[openstack-dev] Moving task flow to conductor - concern about scale
Day, Phil
philip.day at hp.com
Fri Jul 19 10:53:36 UTC 2013
> -----Original Message-----
> From: Dan Smith [mailto:dms at danplanet.com]
> Sent: 16 July 2013 14:51
> To: OpenStack Development Mailing List
> Cc: Day, Phil
> Subject: Re: [openstack-dev] Moving task flow to conductor - concern about
> scale
>
> > In the original context of using Conductor as a database proxy then
> > the number of conductor instances is directly related to the number of
> > compute hosts I need them to serve.
>
> Just a point of note, as far as I know, the plan has always been to establish
> conductor as a thing that sits between the api and compute nodes. However,
> we started with the immediate need, which was the offloading of database
> traffic.
>
Like I said, I see the need for both a layer between the API and compute and between compute and DB, - I just don't see them as having to be part of the same thing.
> > What I not sure is that I would also want to have the same number of
> > conductor instances for task control flow - historically even running
> > 2 schedulers has been a problem, so the thought of having 10's of
> > them makes me very concerned at the moment. However I can't see any
> > way to specialise a conductor to only handle one type of request.
>
> Yeah, I don't think the way it's currently being done allows for specialization.
>
> Since you were reviewing actual task code, can you offer any specifics about
> the thing(s) that concern you? I think that scaling conductor (and its tasks)

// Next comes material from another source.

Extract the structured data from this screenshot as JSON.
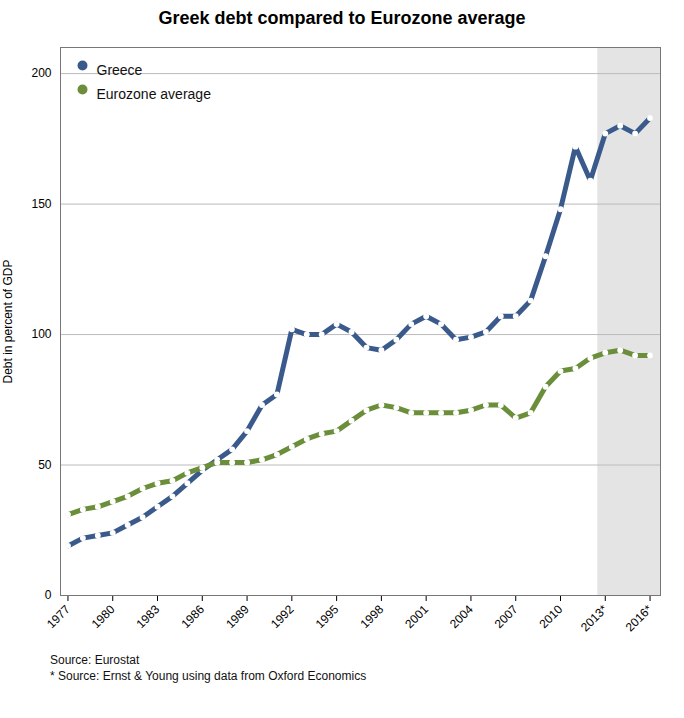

> horizontally is an important point we need to achieve, so if you see something
> that needs tweaking, please point it out.
>
> Based on what is there now and proposed soon, I think it's mostly fairly safe,
> straightforward, and really no different than what two computes do when
> working together for something like resize or migrate.
>
There's nothing I've seen so far that causes me alarm, but then again we're in the very early stages and haven't moved anything really complex.
However I think there's an inherent big difference in scaling something which is stateless like a DB proxy and scaling a statefull entity like a task workflow component. I'd also suggest that so far there is no real experience with that latter within the current code base; compute nodes (which are the main scaled-out component so far) work on well defined subsets of the data.
> > So I guess my question is, given that it may have to address two
> > independent scale drivers, is putting task work flow and DB proxy
> > functionality into the same service really the right thing to do - or
> > should there be some separation between them.
>
> I think that we're going to need more than one "task" node, and so it seems
> appropriate to locate one scales-with-computes function with another.
>
I just don't buy into this line of thinking - I need more than one API node for HA as well - but that doesn't mean that therefore I want to put anything else that needs more than one node in there.
I don't even think these do scale-with-compute in the same way; DB proxy scales with the number of compute hosts because each new host introduces an amount of DB load though its periodic tasks. Task work flow scales with the number of requests coming into the system to create / modify servers - and that's not directly related to the number of hosts.
So rather than asking "what doesn't work / might not work in the future" I think the question should be "aside from them both being things that could be described as a conductor - what's the architectural reason for wanting to have these two separate groups of functionality in the same service ?"
If it's really just because the concept of "conductor" got used for a DB proxy layer before the task workflow, then we should either think if a new name for the latter or rename the former.
If they were separate services and it turns out that I can/want/need to run the same number of both then I can pretty easily do that - but the current approach is removing what to be seems a very important degree of freedom around deployment on a large scale system.